Prevention and control
Foot trimming has no role in the treatment of footrot nor should it be considered as a preventive method when planning control programmes. Foot paring must not be undertaken when the corium is exposed and bleeding. However, where the cause of lameness is not obvious, and the corium is not exposed, careful paring of overgrown horn may be necessary to check for the presence of white line disease and an abscess.
Fig 15 Foot trimming has no role in the treatment of footrot nor should it be considered as a preventive method. Excessive trimming of the wall in this case causes most of the weight to be carried by sole which is not normal.
Footbathing sheep before housing and after gathering, where facilities are excellent and the standing is hard can kill off bacteria on the surface of the foot and reduce transmission of infection. Footbathing is most likely to be successful to prevent footrot.
Trimming excess horn whilst leaving a weight bearing wall is best done once the sheep is no longer lame; trimming should not be viewed as part of the initial treatment for footrot. If a chronically lame sheep does not respond to remedial treatment, it should be culled.

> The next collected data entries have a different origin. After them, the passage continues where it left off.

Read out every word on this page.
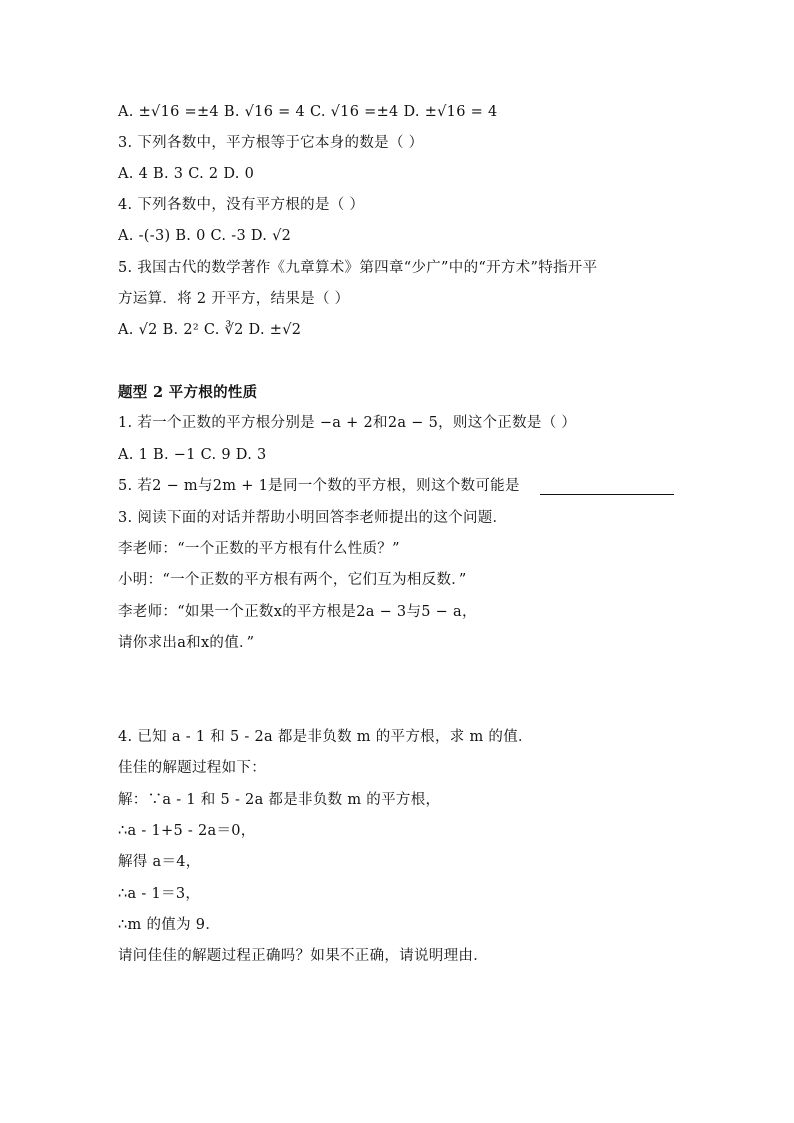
A. ±√16 =±4 B. √16 = 4 C. √16 =±4 D. ±√16 = 4
3. 下列各数中，平方根等于它本身的数是（ ）
A. 4 B. 3 C. 2 D. 0
4. 下列各数中，没有平方根的是（ ）
A. -(-3) B. 0 C. -3 D. √2
5. 我国古代的数学著作《九章算术》第四章“少广”中的“开方术”特指开平
方运算．将 2 开平方，结果是（ ）
A. √2 B. 2² C. ∛2 D. ±√2
题型 2 平方根的性质
1. 若一个正数的平方根分别是 −a + 2和2a − 5，则这个正数是（ ）
A. 1 B. −1 C. 9 D. 3
5. 若2 − m与2m + 1是同一个数的平方根，则这个数可能是
3. 阅读下面的对话并帮助小明回答李老师提出的这个问题．
李老师：“一个正数的平方根有什么性质？”
小明：“一个正数的平方根有两个，它们互为相反数．”
李老师：“如果一个正数x的平方根是2a − 3与5 − a，
请你求出a和x的值．”
4. 已知 a - 1 和 5 - 2a 都是非负数 m 的平方根，求 m 的值．
佳佳的解题过程如下：
解：∵a - 1 和 5 - 2a 都是非负数 m 的平方根，
∴a - 1+5 - 2a＝0，
解得 a＝4，
∴a - 1＝3，
∴m 的值为 9．
请问佳佳的解题过程正确吗？如果不正确，请说明理由．
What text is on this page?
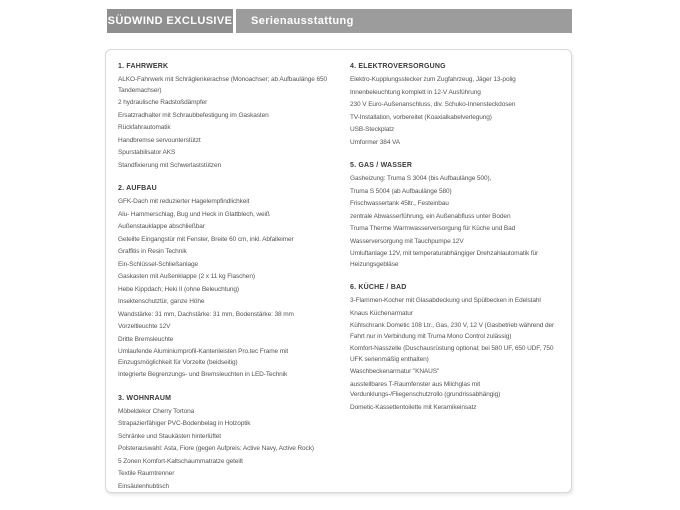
SÜDWIND EXCLUSIVE	Serienausstattung
1. FAHRWERK
ALKO-Fahrwerk mit Schräglenkerachse (Monoachser; ab Aufbaulänge 650 Tandemachser)
2 hydraulische Radstoßdämpfer
Ersatzradhalter mit Schraubbefestigung im Gaskasten
Rückfahrautomatik
Handbremse servounterstützt
Spurstabilisator AKS
Standfixierung mit Schwerlaststützen
2. AUFBAU
GFK-Dach mit reduzierter Hagelempfindlichkeit
Alu- Hammerschlag, Bug und Heck in Glattblech, weiß
Außenstauklappe abschließbar
Geteilte Eingangstür mit Fenster, Breite 60 cm, inkl. Abfalleimer
Graffitis in Resin Technik
Ein-Schlüssel-Schließanlage
Gaskasten mit Außenklappe (2 x 11 kg Flaschen)
Hebe Kippdach; Heki II (ohne Beleuchtung)
Insektenschutztür, ganze Höhe
Wandstärke: 31 mm, Dachstärke: 31 mm, Bodenstärke: 38 mm
Vorzeltleuchte 12V
Dritte Bremsleuchte
Umlaufende Aluminiumprofil-Kantenleisten Pro.tec Frame mit Einzugsmöglichkeit für Vorzelte (beidseitig)
Integrierte Begrenzungs- und Bremsleuchten in LED-Technik
3. WOHNRAUM
Möbeldekor Cherry Tortona
Strapazierfähiger PVC-Bodenbelag in Holzoptik
Schränke und Staukästen hinterlüftet
Polsterauswahl: Asta, Fiore (gegen Aufpreis: Active Navy, Active Rock)
5 Zonen Komfort-Kaltschaummatratze geteilt
Textile Raumtrenner
Einsäulenhubtisch
4. ELEKTROVERSORGUNG
Elektro-Kupplungsstecker zum Zugfahrzeug, Jäger 13-polig
Innenbeleuchtung komplett in 12-V Ausführung
230 V Euro-Außenanschluss, div. Schuko-Innensteckdosen
TV-Installation, vorbereitet (Koaxialkabelverlegung)
USB-Steckplatz
Umformer 384 VA
5. GAS / WASSER
Gasheizung: Truma S 3004 (bis Aufbaulänge 500),
Truma S 5004 (ab Aufbaulänge 580)
Frischwassertank 45ltr., Festeinbau
zentrale Abwasserführung, ein Außenabfluss unter Boden
Truma Therme Warmwasserversorgung für Küche und Bad
Wasserversorgung mit Tauchpumpe 12V
Umluftanlage 12V, mit temperaturabhängiger Drehzahlautomatik für Heizungsgebläse
6. KÜCHE / BAD
3-Flammen-Kocher mit Glasabdeckung und Spülbecken in Edelstahl
Knaus Küchenarmatur
Kühlschrank Dometic 108 Ltr., Gas, 230 V, 12 V (Gasbetrieb während der Fahrt nur in Verbindung mit Truma Mono Control zulässig)
Komfort-Nasszelle (Duschausrüstung optional; bei 580 UF, 650 UDF, 750 UFK serienmäßig enthalten)
Waschbeckenarmatur "KNAUS"
ausstellbares T-Raumfenster aus Milchglas mit Verdunklungs-/Fliegenschutzrollo (grundrissabhängig)
Dometic-Kassettentoilette mit Keramikeinsatz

All purchased stock must be quarantined for one month and examined for footrot before introduction into the main flock. Footbathing could be undertaken during this quarantine period as directed by the farmer's veterinary surgeon.
Prior infection does not confer any appreciable immunity to footrot. There are few reported flock trials of footrot vaccines in the UK upon which to base informed opinion. It is recommended that all sheep are vaccinated thereby limiting future environmental contamination and challenge. A single dose of vaccine is given which can be boosted four to six weeks later if significant levels of disease still remain in the flock. Subsequent doses should be administered according to prevailing conditions or in anticipation of climatic conditions which favour disease.
Potential disadvantages associated with vaccination include; cost (£1.50 per dose), short duration (booster vaccinations required every six months or before the anticipated challenge period), and occasional severe localised reaction at the injection site.
Whole flock metaphylactic injection
Where the prevalence of lameness is very high, whole flock metaphylactic injection has produced excellent results for the control of footrot and CODD in carefully selected flocks with secure perimeter fences and good biosecurity. Farmers should consult their veterinary practitioner for advice on whole group/flock antibiotic injection as this practice has been questioned by the most recent RUMA guidelines.
RUMA guidelines are that "Fluoroquinolones, 3rd and 4th generation cephalosporins and long acting macrolides have an important place in the therapeutic armoury for serious diseases of both animals and humans. The use of these classes in both human and veterinary medicine has produced particular debate and the following guidelines for use should be followed. Fluoroquinolones, 3rd and 4th generation cephalosporins and long acting macrolides should only be used therapeutically not for prophylaxis".
Selecting sheep that are more resistant to footrot is desirable and possible. Estimates from many countries indicate that resistance to footrot in ewes is heritable at 10 - 20%. Currently selecting replacements from ewes that have not had footrot, especially in a group where there have been ewes with footrot will help to reduce susceptibility to these conditions.